Timiș Cinema
- Interactive map of Timiș Cinema
- Address: 1 Vasile Alecsandri Street, Timișoara
- Coordinates: 45°45′6″N 21°13′30″E﻿ / ﻿45.75167°N 21.22500°E
- Owner: Timișoara City Hall
- Capacity: 529
- Type: Cinema

Construction
- Built: 1980s
- Years active: 1980s–2017, 2023–present

Website
- cinematimis-tm.ro

= Timiș Cinema =

The Timiș Cinema is a multifunctional space for films, concerts, and cultural events in Timișoara, Romania. It is managed by the Timișoara City Hall through the Project Center.
== History ==
Situated in Victory Square at the heart of Timișoara, Timiș Cinema was constructed in the 1980s and remained in operation until 2017 under the management of RADEF. It was the last of the city's traditional cinemas to close. In its basement, Club 30 hosted live concerts and retro music parties, gaining recognition as a popular nightlife venue.
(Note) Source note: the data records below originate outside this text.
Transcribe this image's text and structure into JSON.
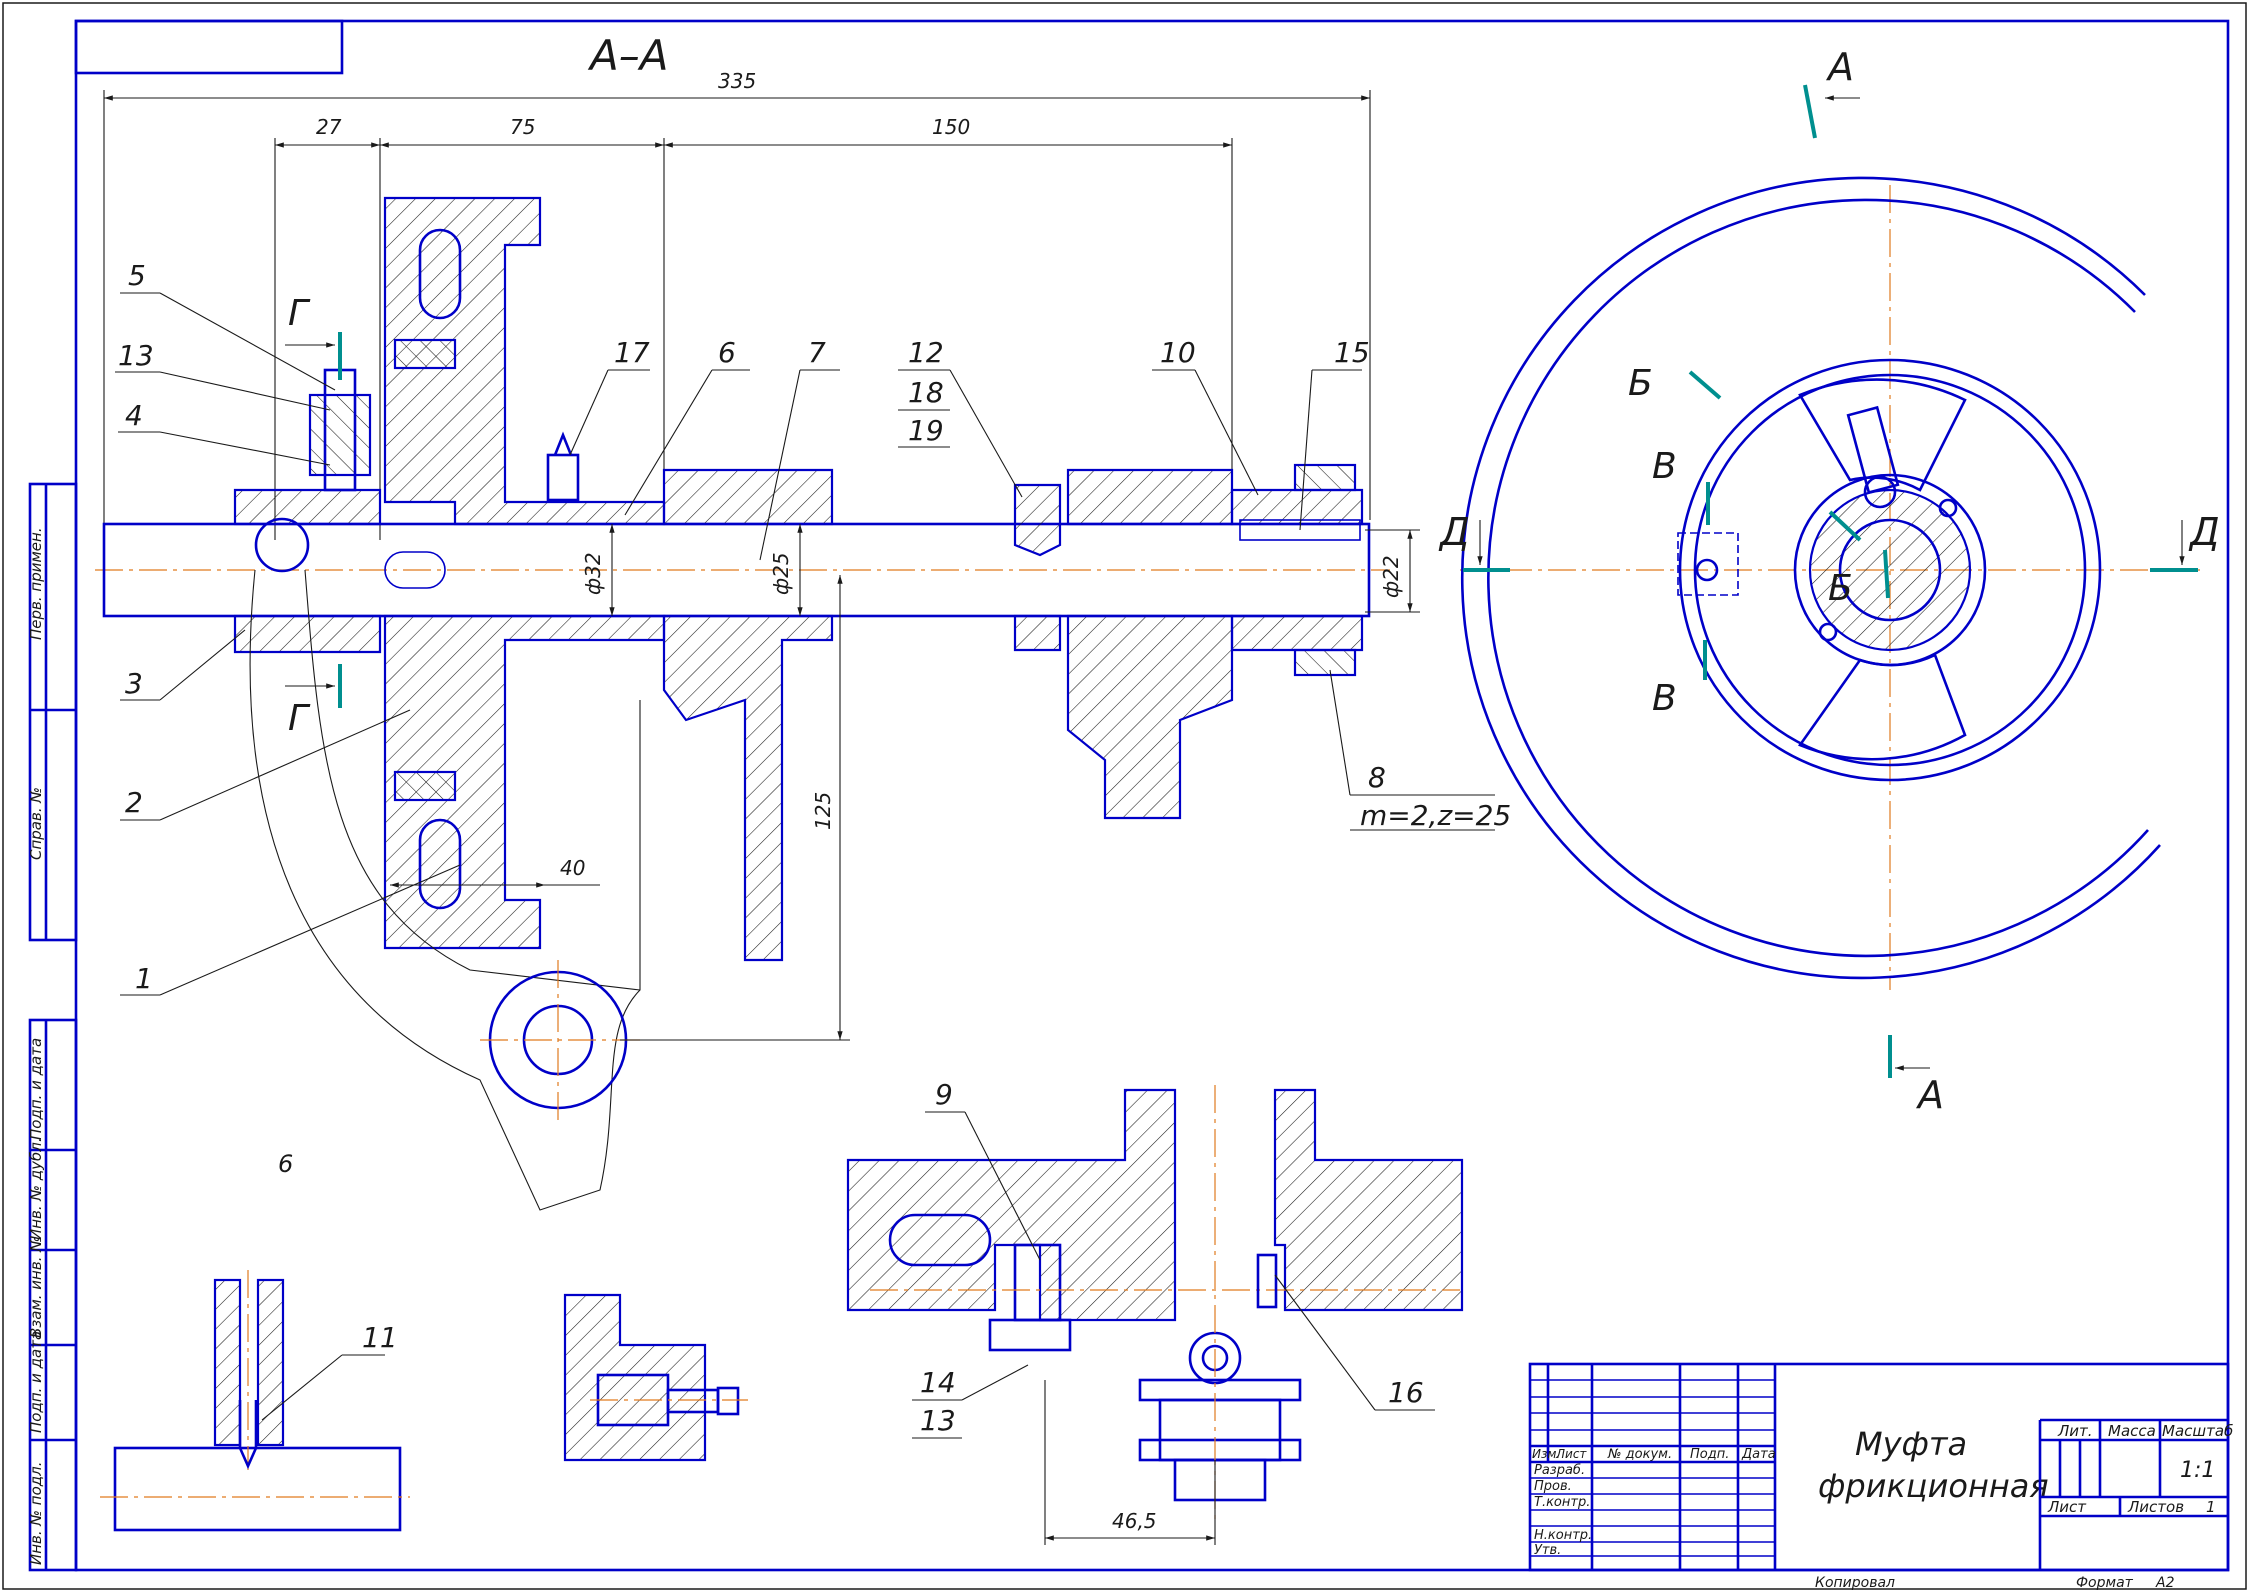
{
  "drawing": {
    "section_title": "А–А",
    "dimensions": {
      "overall": "335",
      "d27": "27",
      "d75": "75",
      "d150": "150",
      "d125": "125",
      "d40": "40",
      "dia32": "ф32",
      "dia25": "ф25",
      "dia22": "ф22",
      "d46_5": "46,5"
    },
    "gear_spec": "m=2,z=25",
    "balloons": [
      "1",
      "2",
      "3",
      "4",
      "5",
      "6",
      "7",
      "8",
      "9",
      "10",
      "11",
      "12",
      "13",
      "14",
      "15",
      "16",
      "17"
    ],
    "stacked_balloons": {
      "b12": "12",
      "b18": "18",
      "b19": "19",
      "b14": "14",
      "b13b": "13"
    },
    "section_marks": {
      "A_top": "А",
      "A_bottom": "А",
      "G_top": "Г",
      "G_bottom": "Г",
      "B1": "Б",
      "B2": "Б",
      "V1": "В",
      "V2": "В",
      "D_left": "Д",
      "D_right": "Д"
    },
    "stray_mark": "6"
  },
  "left_strip": {
    "labels": [
      "Перв. примен.",
      "Справ. №",
      "Подп. и дата",
      "Инв. № дубл.",
      "Взам. инв. №",
      "Подп. и дата",
      "Инв. № подл."
    ]
  },
  "title_block": {
    "title_line1": "Муфта",
    "title_line2": "фрикционная",
    "headers": {
      "izm": "Изм.",
      "list": "Лист",
      "doc": "№ докум.",
      "podp": "Подп.",
      "data": "Дата"
    },
    "rows": [
      "Разраб.",
      "Пров.",
      "Т.контр.",
      "",
      "Н.контр.",
      "Утв."
    ],
    "lit": "Лит.",
    "massa": "Масса",
    "masshtab": "Масштаб",
    "scale_value": "1:1",
    "sheet_label": "Лист",
    "sheets_label": "Листов",
    "sheets_value": "1",
    "copied": "Копировал",
    "format_label": "Формат",
    "format_value": "А2"
  },
  "colors": {
    "line": "#0000c8",
    "center": "#e07a1e",
    "section": "#008f8f"
  }
}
Following an extensive renovation project of approximately 4.5 million euros that began in February 2022, it was reopened in October 2023 and included in the city's cultural circuit. In the first year after reopening, the large hall had 323 film screenings and other cultural events open to the general public, which attracted a total of over 54,000 spectators.

Since 2024, the cinema has become a member of the Europa Cinemas network.
== Amenities ==
Cinema Timiș offers a range of versatile spaces designed for cultural, educational, and social events. The main hall, with a capacity of 529 seats, is equipped with a fixed cinema screen, digital projector, cinema-grade sound system, and an auxiliary audio setup, making it suitable for film screenings, concerts, and various large-scale events.

In the basement, the former Club 30 space has been transformed into a multifunctional hall that can accommodate up to 120 people. This venue features a retractable screen, video projector, professional sound system, and modular furniture, allowing for flexible event setups.

Additionally, the cinema includes three smaller rooms—measuring 50, 40, and 35 square meters respectively—each fitted with interactive screens and modular furniture. These rooms are ideal for hosting workshops, courses, or events with a limited number of participants.

Cinema Timiș also features an entrance hall and a spacious foyer of over 100 square meters. Complementing the venue are two social areas: a street-level café and a bar located in the basement.